いつしか週一回の教室が楽しみになっていた。最近は教室の後、先生が奉仕活動をする教会の卓球台で一戦交え、それから食事に行くようになっている。卓球は私のほうが上手だったのに、先日初めて負けた。ずいぶんと上達しているではないか。聞けば「YouTubeで研究しました」とおっしゃる。1年かけて、中国の強い卓球選手のチャンネルで学んだというのだ。そうまでして私に勝ちたかったのかと思うと、なんともかわいらしい。

ある日、意を決して先生に告白した。もちろん、冗談めかして。

「考えられない。不義です。それは罪です」

一瞬にして振られてしまった。

 

振られてからも、想う気持ちは強くなって

不義。先生には年の離れた妻がいるのだからそのとおりだ。頭では理解している。それでも淡い期待を抱かずにはいられない。いつの日にか、先生の心に、私の気持ちが入り込み、愛してくれるのではないかと。

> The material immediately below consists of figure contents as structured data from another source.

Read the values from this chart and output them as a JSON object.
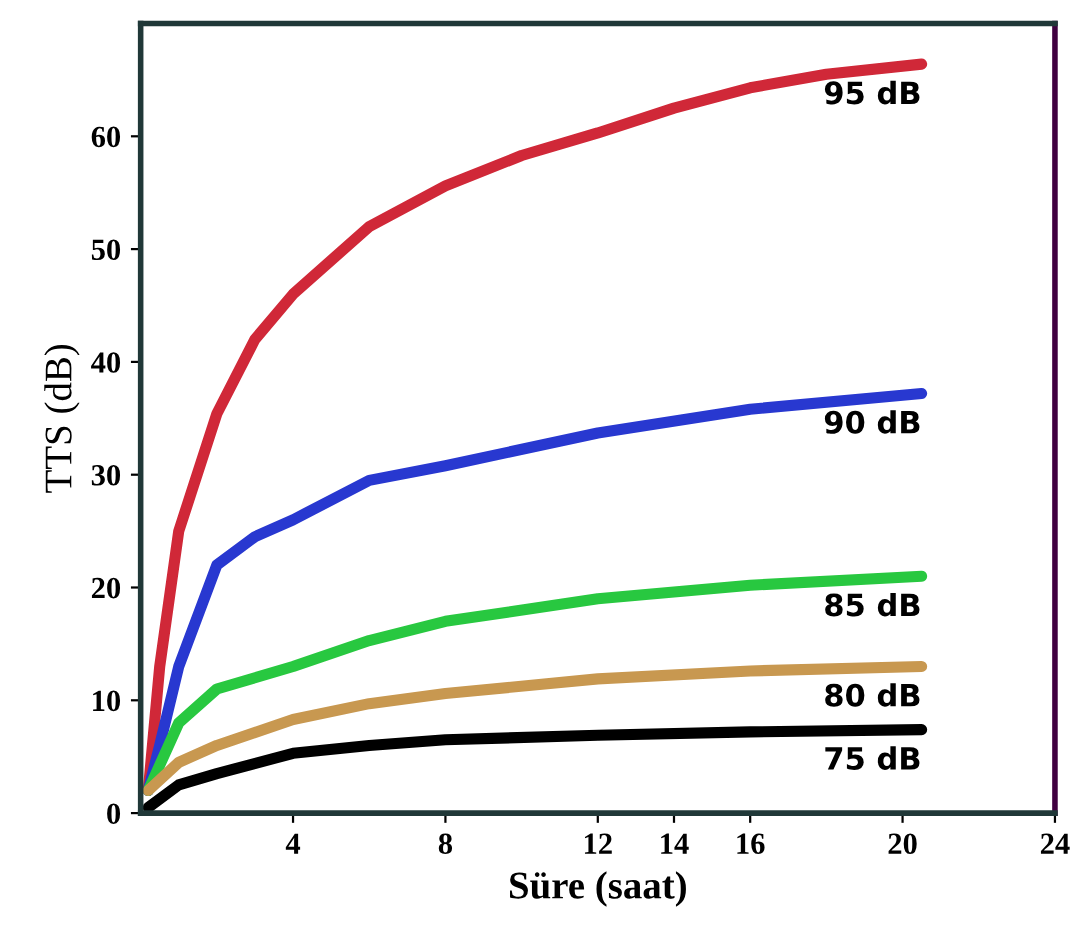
{
  "chart_data": {
    "type": "line",
    "xlabel": "Süre (saat)",
    "ylabel": "TTS (dB)",
    "xlim": [
      0,
      24
    ],
    "ylim": [
      0,
      70
    ],
    "xticks": [
      4,
      8,
      12,
      14,
      16,
      20,
      24
    ],
    "yticks": [
      0,
      10,
      20,
      30,
      40,
      50,
      60
    ],
    "grid": false,
    "legend": false,
    "marker": "none",
    "line_style": "solid",
    "series": [
      {
        "name": "95 dB",
        "color": "#d02838",
        "x": [
          0.2,
          0.5,
          1,
          2,
          3,
          4,
          6,
          8,
          10,
          12,
          14,
          16,
          18,
          20.5
        ],
        "values": [
          2,
          13,
          25,
          35.4,
          42,
          46,
          52,
          55.6,
          58.3,
          60.3,
          62.5,
          64.3,
          65.5,
          66.4
        ]
      },
      {
        "name": "90 dB",
        "color": "#2838d0",
        "x": [
          0.2,
          0.5,
          1,
          2,
          3,
          4,
          6,
          8,
          12,
          16,
          20.5
        ],
        "values": [
          2,
          6,
          13,
          22,
          24.5,
          26,
          29.5,
          30.8,
          33.7,
          35.8,
          37.2
        ]
      },
      {
        "name": "85 dB",
        "color": "#28c840",
        "x": [
          0.2,
          1,
          2,
          4,
          6,
          8,
          12,
          16,
          20.5
        ],
        "values": [
          2,
          8,
          11,
          13,
          15.3,
          17,
          19,
          20.2,
          21
        ]
      },
      {
        "name": "80 dB",
        "color": "#c89850",
        "x": [
          0.2,
          1,
          2,
          4,
          6,
          8,
          12,
          16,
          20.5
        ],
        "values": [
          2,
          4.5,
          6,
          8.3,
          9.7,
          10.6,
          11.9,
          12.6,
          13
        ]
      },
      {
        "name": "75 dB",
        "color": "#000000",
        "x": [
          0.2,
          1,
          2,
          4,
          6,
          8,
          12,
          16,
          20.5
        ],
        "values": [
          0.5,
          2.5,
          3.5,
          5.3,
          6,
          6.5,
          6.9,
          7.2,
          7.4
        ]
      }
    ]
  }
}
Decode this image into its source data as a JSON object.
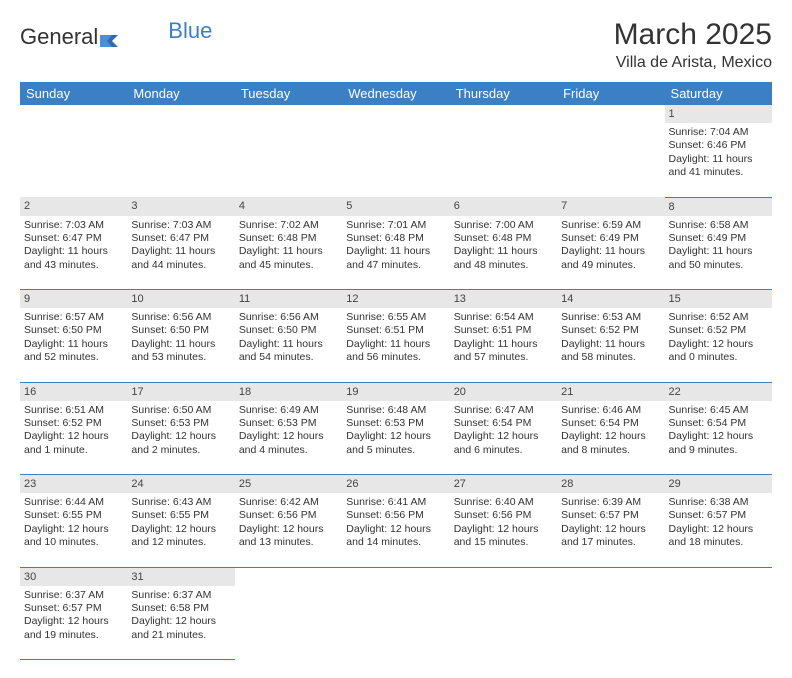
{
  "brand": {
    "part1": "General",
    "part2": "Blue"
  },
  "title": "March 2025",
  "location": "Villa de Arista, Mexico",
  "weekdays": [
    "Sunday",
    "Monday",
    "Tuesday",
    "Wednesday",
    "Thursday",
    "Friday",
    "Saturday"
  ],
  "colors": {
    "header_bg": "#3b7fc4",
    "header_fg": "#ffffff",
    "daynum_bg": "#e7e7e7",
    "border": "#3b7fc4",
    "page_bg": "#ffffff",
    "text": "#333333"
  },
  "fonts": {
    "title_pt": 30,
    "location_pt": 16,
    "weekday_pt": 13,
    "cell_pt": 10.5
  },
  "weeks": [
    {
      "nums": [
        "",
        "",
        "",
        "",
        "",
        "",
        "1"
      ],
      "cells": [
        null,
        null,
        null,
        null,
        null,
        null,
        {
          "sr": "Sunrise: 7:04 AM",
          "ss": "Sunset: 6:46 PM",
          "d1": "Daylight: 11 hours",
          "d2": "and 41 minutes."
        }
      ]
    },
    {
      "nums": [
        "2",
        "3",
        "4",
        "5",
        "6",
        "7",
        "8"
      ],
      "cells": [
        {
          "sr": "Sunrise: 7:03 AM",
          "ss": "Sunset: 6:47 PM",
          "d1": "Daylight: 11 hours",
          "d2": "and 43 minutes."
        },
        {
          "sr": "Sunrise: 7:03 AM",
          "ss": "Sunset: 6:47 PM",
          "d1": "Daylight: 11 hours",
          "d2": "and 44 minutes."
        },
        {
          "sr": "Sunrise: 7:02 AM",
          "ss": "Sunset: 6:48 PM",
          "d1": "Daylight: 11 hours",
          "d2": "and 45 minutes."
        },
        {
          "sr": "Sunrise: 7:01 AM",
          "ss": "Sunset: 6:48 PM",
          "d1": "Daylight: 11 hours",
          "d2": "and 47 minutes."
        },
        {
          "sr": "Sunrise: 7:00 AM",
          "ss": "Sunset: 6:48 PM",
          "d1": "Daylight: 11 hours",
          "d2": "and 48 minutes."
        },
        {
          "sr": "Sunrise: 6:59 AM",
          "ss": "Sunset: 6:49 PM",
          "d1": "Daylight: 11 hours",
          "d2": "and 49 minutes."
        },
        {
          "sr": "Sunrise: 6:58 AM",
          "ss": "Sunset: 6:49 PM",
          "d1": "Daylight: 11 hours",
          "d2": "and 50 minutes."
        }
      ]
    },
    {
      "nums": [
        "9",
        "10",
        "11",
        "12",
        "13",
        "14",
        "15"
      ],
      "cells": [
        {
          "sr": "Sunrise: 6:57 AM",
          "ss": "Sunset: 6:50 PM",
          "d1": "Daylight: 11 hours",
          "d2": "and 52 minutes."
        },
        {
          "sr": "Sunrise: 6:56 AM",
          "ss": "Sunset: 6:50 PM",
          "d1": "Daylight: 11 hours",
          "d2": "and 53 minutes."
        },
        {
          "sr": "Sunrise: 6:56 AM",
          "ss": "Sunset: 6:50 PM",
          "d1": "Daylight: 11 hours",
          "d2": "and 54 minutes."
        },
        {
          "sr": "Sunrise: 6:55 AM",
          "ss": "Sunset: 6:51 PM",
          "d1": "Daylight: 11 hours",
          "d2": "and 56 minutes."
        },
        {
          "sr": "Sunrise: 6:54 AM",
          "ss": "Sunset: 6:51 PM",
          "d1": "Daylight: 11 hours",
          "d2": "and 57 minutes."
        },
        {
          "sr": "Sunrise: 6:53 AM",
          "ss": "Sunset: 6:52 PM",
          "d1": "Daylight: 11 hours",
          "d2": "and 58 minutes."
        },
        {
          "sr": "Sunrise: 6:52 AM",
          "ss": "Sunset: 6:52 PM",
          "d1": "Daylight: 12 hours",
          "d2": "and 0 minutes."
        }
      ]
    },
    {
      "nums": [
        "16",
        "17",
        "18",
        "19",
        "20",
        "21",
        "22"
      ],
      "cells": [
        {
          "sr": "Sunrise: 6:51 AM",
          "ss": "Sunset: 6:52 PM",
          "d1": "Daylight: 12 hours",
          "d2": "and 1 minute."
        },
        {
          "sr": "Sunrise: 6:50 AM",
          "ss": "Sunset: 6:53 PM",
          "d1": "Daylight: 12 hours",
          "d2": "and 2 minutes."
        },
        {
          "sr": "Sunrise: 6:49 AM",
          "ss": "Sunset: 6:53 PM",
          "d1": "Daylight: 12 hours",
          "d2": "and 4 minutes."
        },
        {
          "sr": "Sunrise: 6:48 AM",
          "ss": "Sunset: 6:53 PM",
          "d1": "Daylight: 12 hours",
          "d2": "and 5 minutes."
        },
        {
          "sr": "Sunrise: 6:47 AM",
          "ss": "Sunset: 6:54 PM",
          "d1": "Daylight: 12 hours",
          "d2": "and 6 minutes."
        },
        {
          "sr": "Sunrise: 6:46 AM",
          "ss": "Sunset: 6:54 PM",
          "d1": "Daylight: 12 hours",
          "d2": "and 8 minutes."
        },
        {
          "sr": "Sunrise: 6:45 AM",
          "ss": "Sunset: 6:54 PM",
          "d1": "Daylight: 12 hours",
          "d2": "and 9 minutes."
        }
      ]
    },
    {
      "nums": [
        "23",
        "24",
        "25",
        "26",
        "27",
        "28",
        "29"
      ],
      "cells": [
        {
          "sr": "Sunrise: 6:44 AM",
          "ss": "Sunset: 6:55 PM",
          "d1": "Daylight: 12 hours",
          "d2": "and 10 minutes."
        },
        {
          "sr": "Sunrise: 6:43 AM",
          "ss": "Sunset: 6:55 PM",
          "d1": "Daylight: 12 hours",
          "d2": "and 12 minutes."
        },
        {
          "sr": "Sunrise: 6:42 AM",
          "ss": "Sunset: 6:56 PM",
          "d1": "Daylight: 12 hours",
          "d2": "and 13 minutes."
        },
        {
          "sr": "Sunrise: 6:41 AM",
          "ss": "Sunset: 6:56 PM",
          "d1": "Daylight: 12 hours",
          "d2": "and 14 minutes."
        },
        {
          "sr": "Sunrise: 6:40 AM",
          "ss": "Sunset: 6:56 PM",
          "d1": "Daylight: 12 hours",
          "d2": "and 15 minutes."
        },
        {
          "sr": "Sunrise: 6:39 AM",
          "ss": "Sunset: 6:57 PM",
          "d1": "Daylight: 12 hours",
          "d2": "and 17 minutes."
        },
        {
          "sr": "Sunrise: 6:38 AM",
          "ss": "Sunset: 6:57 PM",
          "d1": "Daylight: 12 hours",
          "d2": "and 18 minutes."
        }
      ]
    },
    {
      "nums": [
        "30",
        "31",
        "",
        "",
        "",
        "",
        ""
      ],
      "cells": [
        {
          "sr": "Sunrise: 6:37 AM",
          "ss": "Sunset: 6:57 PM",
          "d1": "Daylight: 12 hours",
          "d2": "and 19 minutes."
        },
        {
          "sr": "Sunrise: 6:37 AM",
          "ss": "Sunset: 6:58 PM",
          "d1": "Daylight: 12 hours",
          "d2": "and 21 minutes."
        },
        null,
        null,
        null,
        null,
        null
      ]
    }
  ]
}
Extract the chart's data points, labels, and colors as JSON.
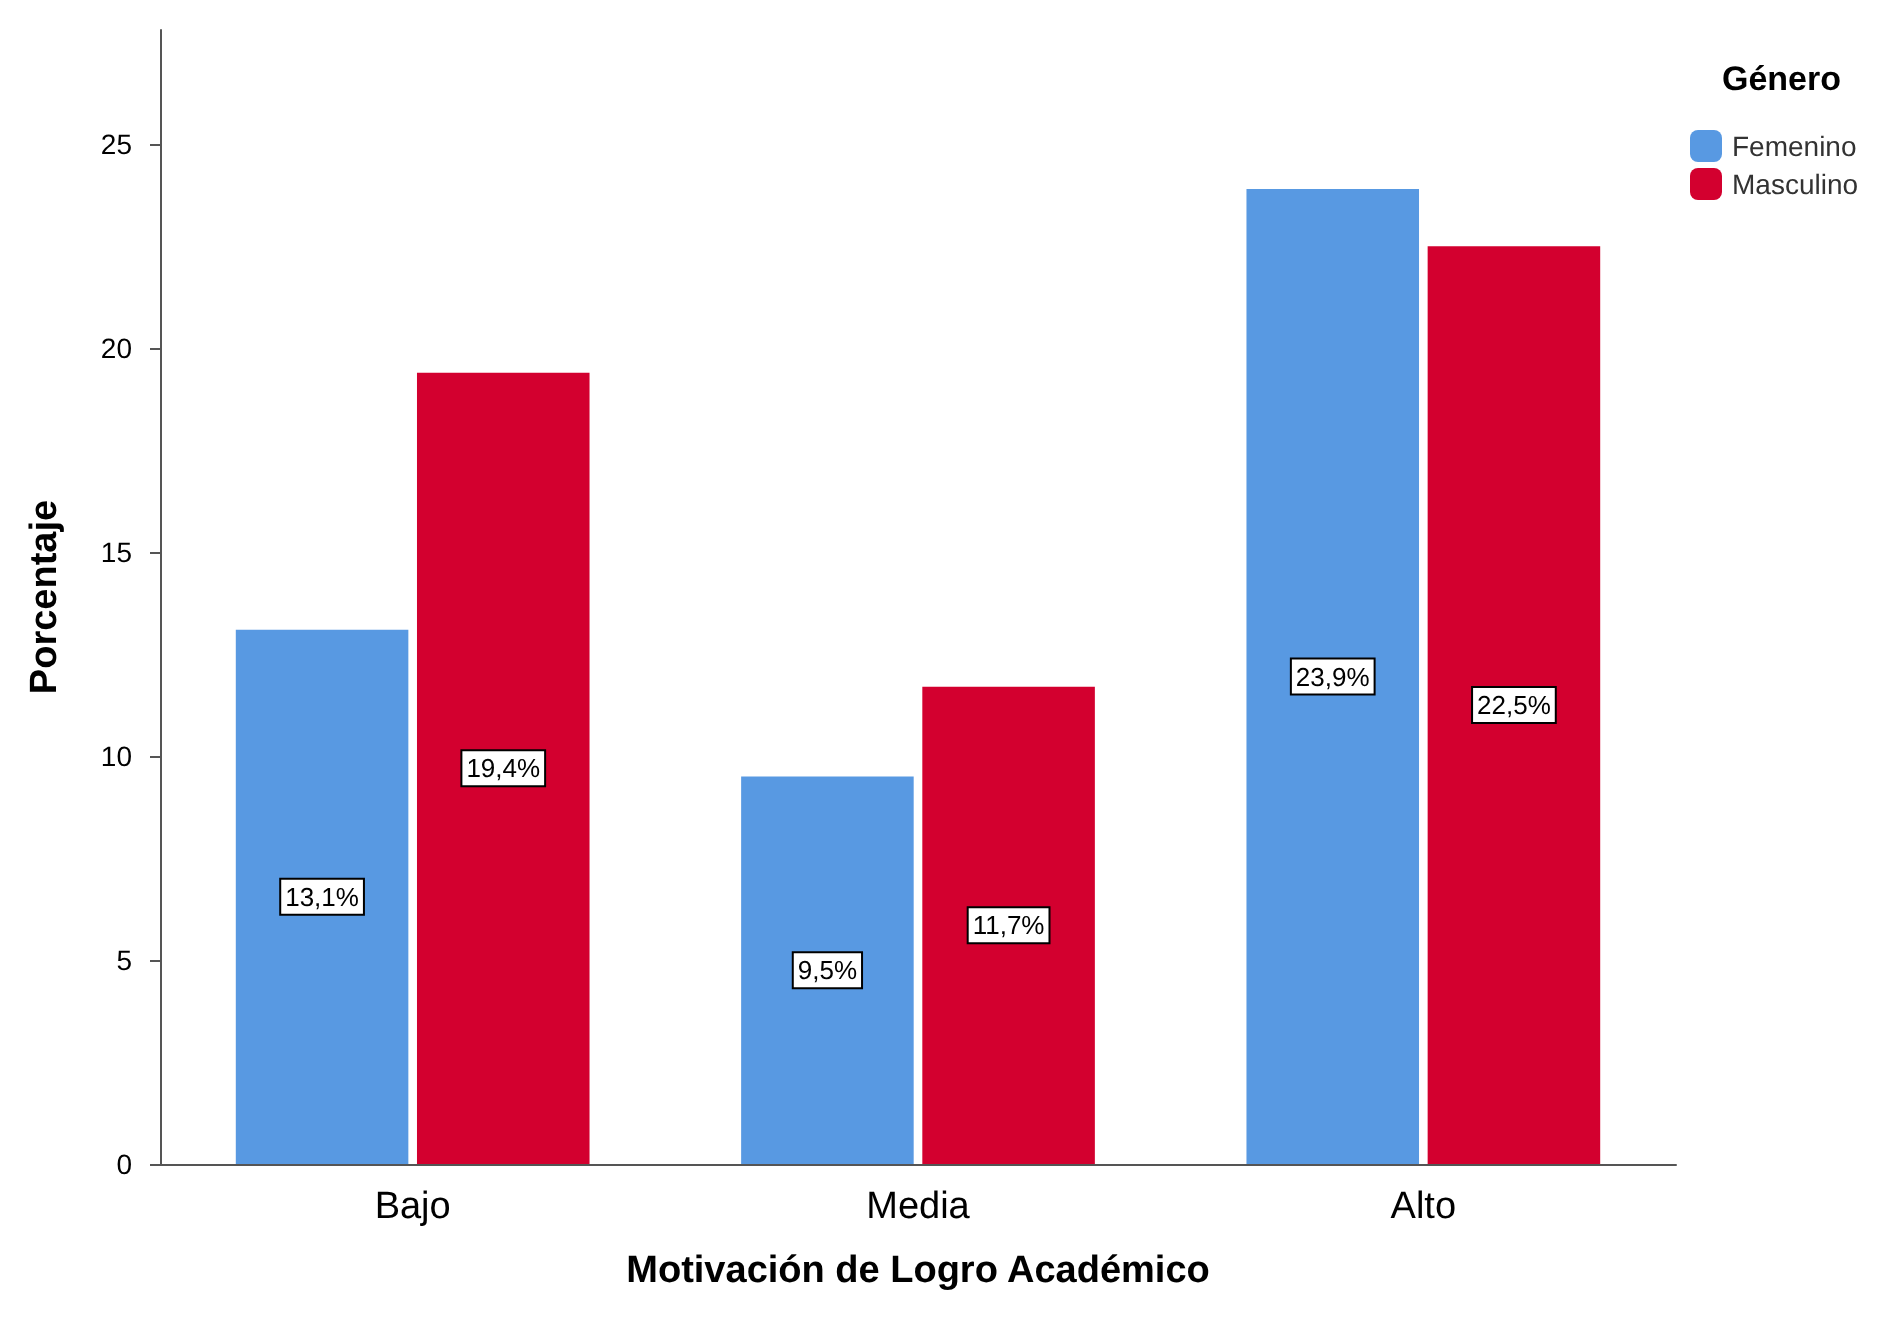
{
  "chart_data": {
    "type": "bar",
    "xlabel": "Motivación de Logro Académico",
    "ylabel": "Porcentaje",
    "legend_title": "Género",
    "categories": [
      "Bajo",
      "Media",
      "Alto"
    ],
    "series": [
      {
        "name": "Femenino",
        "color": "#5899e2",
        "values": [
          13.1,
          9.5,
          23.9
        ],
        "value_labels": [
          "13,1%",
          "9,5%",
          "23,9%"
        ]
      },
      {
        "name": "Masculino",
        "color": "#d3002f",
        "values": [
          19.4,
          11.7,
          22.5
        ],
        "value_labels": [
          "19,4%",
          "11,7%",
          "22,5%"
        ]
      }
    ],
    "ylim": [
      0,
      27.8
    ],
    "yticks": [
      0,
      5,
      10,
      15,
      20,
      25
    ],
    "grid": false,
    "legend": "top right"
  }
}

というのも、確かに振られたのだが、食事や卓球やショーを見に行く時には相変わらず付き合ってくれている。そして会話はいつも弾むのである。そんな時、もしかして先生もプラトニックラブと思ってくれているのではないか、そんなふうに感じてしまう。そして告白してからのほうが、先生を想う気持ちは強くなっている。

駅で命拾いした瞬間を思い出してみる。あの日、直前には先生とイタリアンの夕食を共にした。帰路、見えないけれど、幸せなエネルギーがからだ中を駆け巡っていたのではないか。だからあの時、階段から落ちそうになっても、生きる力を発揮できたのではないか。
ああ、身も心も愛されたい。

しかし、先生とは無理なのかなとも思う。「それは罪です」と断定されたのだから。ならば、いっそ新しい人を探すべきなのか。今どきはインターネットで見つけるのだろうか。それとなく口に出したら「そんな危ないこと、やめたら」と、顔色も変えずに言う。そういうなら、手をつないだり、せめて指一本ぐらい触らせてくれてもいいのに。

いま、心は揺れに揺れ、迷いに迷っている。急がないと、後期高齢者の私には、もう後がない。

<電話口の筆者>

「『毎回、食事のお金を出させるなんて、その人はどういうつもりなのよ』と姉に言われたんですよ」と清水さん。「先生」は、教会の奉仕活動などから見ても、質素な暮らしぶりが窺えるのだとか。

「私が出すのは構わないのです。あと数年、80歳ぐらいまではしたいことをしようと決めたのですから。叶うなら、先生と二人きりで旅行に行きたいですね」。